Given Beijing’s long-held ambition to boost outbound investment this is hardly surprising. China’s desire to increase capital outflows has gained momentum this year with China Investment Corp’s (CIC) investment in PE group Blackstone (See our July 2007 piece on it), CITIC Securities announcing a tie-up with Bear Stearns and ICBC moving in on both Seng Heng Bank of Macau and South Africa’s Standard Bank.
What is also unsurprising is the concern expressed in the West at the nature of some of these investments. Politicians and industrialists in the US and Europe may be coming around the the fact that the countries that have gobbled up all their forex are now trying to put it to constructive use; but the opaque management of the sometimes politically-motivated sovereign wealth funds doing the buying is proving a little harder to swallow.
So where does the NSSF come into this? CIC’s investment strategy may be a closely guarded secret but its ultimate aim – to realize greater returns on China’s foreign currency holdings, with half an eye on strategic resource purchases – is quite clear.
The NSSF is generally referred to as the lender of last resort for China’s wobbly social security network.
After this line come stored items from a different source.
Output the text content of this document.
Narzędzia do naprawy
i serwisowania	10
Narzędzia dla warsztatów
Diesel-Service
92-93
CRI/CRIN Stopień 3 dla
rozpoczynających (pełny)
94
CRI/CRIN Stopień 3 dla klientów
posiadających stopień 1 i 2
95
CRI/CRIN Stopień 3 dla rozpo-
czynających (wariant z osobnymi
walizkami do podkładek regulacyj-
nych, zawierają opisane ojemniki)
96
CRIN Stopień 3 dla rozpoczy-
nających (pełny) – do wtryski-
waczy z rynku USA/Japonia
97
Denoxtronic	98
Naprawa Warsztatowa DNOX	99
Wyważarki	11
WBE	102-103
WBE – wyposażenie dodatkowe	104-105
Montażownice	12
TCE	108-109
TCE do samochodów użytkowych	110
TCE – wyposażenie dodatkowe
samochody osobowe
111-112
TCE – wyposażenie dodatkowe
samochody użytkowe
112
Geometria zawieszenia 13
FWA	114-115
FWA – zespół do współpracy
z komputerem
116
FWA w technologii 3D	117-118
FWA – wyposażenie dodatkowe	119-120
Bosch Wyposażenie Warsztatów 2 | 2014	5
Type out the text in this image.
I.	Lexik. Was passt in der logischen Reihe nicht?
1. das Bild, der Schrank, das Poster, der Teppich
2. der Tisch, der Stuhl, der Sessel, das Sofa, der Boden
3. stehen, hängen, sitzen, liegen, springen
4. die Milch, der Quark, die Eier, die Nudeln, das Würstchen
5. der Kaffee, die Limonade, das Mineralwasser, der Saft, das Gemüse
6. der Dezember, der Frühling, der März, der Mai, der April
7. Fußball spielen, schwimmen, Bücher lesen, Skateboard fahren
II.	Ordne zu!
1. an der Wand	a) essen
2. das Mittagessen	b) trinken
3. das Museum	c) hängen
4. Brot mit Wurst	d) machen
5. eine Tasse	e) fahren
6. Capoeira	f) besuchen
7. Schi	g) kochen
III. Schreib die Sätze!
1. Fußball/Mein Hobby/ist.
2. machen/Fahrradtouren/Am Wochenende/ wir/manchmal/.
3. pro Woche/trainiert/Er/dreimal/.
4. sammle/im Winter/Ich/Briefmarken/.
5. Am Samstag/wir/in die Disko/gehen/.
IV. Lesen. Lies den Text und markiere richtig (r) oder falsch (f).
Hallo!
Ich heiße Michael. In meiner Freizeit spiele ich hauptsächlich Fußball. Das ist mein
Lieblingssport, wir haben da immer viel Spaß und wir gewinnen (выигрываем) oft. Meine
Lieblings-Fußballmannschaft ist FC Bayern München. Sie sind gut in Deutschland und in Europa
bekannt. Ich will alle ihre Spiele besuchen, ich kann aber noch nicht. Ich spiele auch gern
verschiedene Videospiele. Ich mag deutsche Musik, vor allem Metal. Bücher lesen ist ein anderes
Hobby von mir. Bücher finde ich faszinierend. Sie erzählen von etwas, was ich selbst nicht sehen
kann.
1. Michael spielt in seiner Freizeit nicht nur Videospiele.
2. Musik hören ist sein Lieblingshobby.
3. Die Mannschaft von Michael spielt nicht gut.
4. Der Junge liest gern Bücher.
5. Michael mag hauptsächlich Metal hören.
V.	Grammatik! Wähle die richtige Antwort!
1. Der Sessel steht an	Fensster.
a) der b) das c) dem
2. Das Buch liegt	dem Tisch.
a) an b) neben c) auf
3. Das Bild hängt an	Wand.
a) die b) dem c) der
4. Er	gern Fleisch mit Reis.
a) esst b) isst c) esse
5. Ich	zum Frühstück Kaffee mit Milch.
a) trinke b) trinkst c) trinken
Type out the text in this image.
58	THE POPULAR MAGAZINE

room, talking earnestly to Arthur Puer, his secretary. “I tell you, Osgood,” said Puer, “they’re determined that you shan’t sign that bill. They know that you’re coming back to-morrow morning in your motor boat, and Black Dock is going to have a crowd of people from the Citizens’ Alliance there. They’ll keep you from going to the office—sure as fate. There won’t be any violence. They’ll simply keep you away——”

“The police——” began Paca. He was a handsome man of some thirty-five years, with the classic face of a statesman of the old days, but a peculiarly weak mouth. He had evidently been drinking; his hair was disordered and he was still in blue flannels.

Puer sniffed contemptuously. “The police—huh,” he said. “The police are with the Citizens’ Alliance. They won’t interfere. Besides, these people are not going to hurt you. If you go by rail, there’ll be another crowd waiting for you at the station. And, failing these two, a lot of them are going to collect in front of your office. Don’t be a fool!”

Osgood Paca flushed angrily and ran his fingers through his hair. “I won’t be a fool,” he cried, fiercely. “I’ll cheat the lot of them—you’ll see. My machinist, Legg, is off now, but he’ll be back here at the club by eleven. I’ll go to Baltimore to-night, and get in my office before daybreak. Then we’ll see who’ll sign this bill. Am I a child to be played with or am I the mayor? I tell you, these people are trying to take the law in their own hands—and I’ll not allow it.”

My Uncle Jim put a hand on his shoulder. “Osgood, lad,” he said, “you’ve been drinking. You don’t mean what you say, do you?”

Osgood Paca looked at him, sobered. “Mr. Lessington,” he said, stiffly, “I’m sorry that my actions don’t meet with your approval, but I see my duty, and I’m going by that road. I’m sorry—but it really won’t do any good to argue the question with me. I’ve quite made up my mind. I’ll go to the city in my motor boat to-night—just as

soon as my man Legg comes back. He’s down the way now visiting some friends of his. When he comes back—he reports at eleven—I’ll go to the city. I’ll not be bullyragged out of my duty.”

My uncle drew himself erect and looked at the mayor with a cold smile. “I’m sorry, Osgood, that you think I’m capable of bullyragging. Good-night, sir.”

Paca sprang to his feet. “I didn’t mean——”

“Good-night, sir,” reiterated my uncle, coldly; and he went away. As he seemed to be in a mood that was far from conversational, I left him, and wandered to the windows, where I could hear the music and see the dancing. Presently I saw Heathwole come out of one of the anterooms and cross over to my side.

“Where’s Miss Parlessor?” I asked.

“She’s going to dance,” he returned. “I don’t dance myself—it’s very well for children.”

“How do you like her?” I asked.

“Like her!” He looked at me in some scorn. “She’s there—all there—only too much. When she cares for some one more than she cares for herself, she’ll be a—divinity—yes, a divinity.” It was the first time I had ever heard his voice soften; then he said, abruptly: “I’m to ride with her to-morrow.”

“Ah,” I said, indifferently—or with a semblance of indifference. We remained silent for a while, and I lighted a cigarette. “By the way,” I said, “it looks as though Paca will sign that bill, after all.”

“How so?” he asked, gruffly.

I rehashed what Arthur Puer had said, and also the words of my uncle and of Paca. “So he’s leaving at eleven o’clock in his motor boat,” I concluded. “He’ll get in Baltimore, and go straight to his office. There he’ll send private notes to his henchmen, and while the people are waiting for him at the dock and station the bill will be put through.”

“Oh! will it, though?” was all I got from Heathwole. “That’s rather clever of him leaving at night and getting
But what is this “last resort”? Since it was founded in 2000, various theories have been put forward: it is a strategic reserve; it is to be spent in provinces where poverty is most prominent; it is for use once China’s demographics become so twisted that each worker will have to feed a string of elderly dependents; it is only there to support the pension system; it is a cash pile for welfare in general, including unemployment benefits, medical cover, and so on.
Will the NSSF do all these things? Will it do none of them? This fund has been given license to invest abroad, it has been allocated chunks of big-money IPOs, yet we don’t know exactly why it is there. Ultimately, this isn’t an issue for suspicious foreign trade partners. It is an issue for the Chinese people who are supposed, at some time and in some way, to rely on it for support.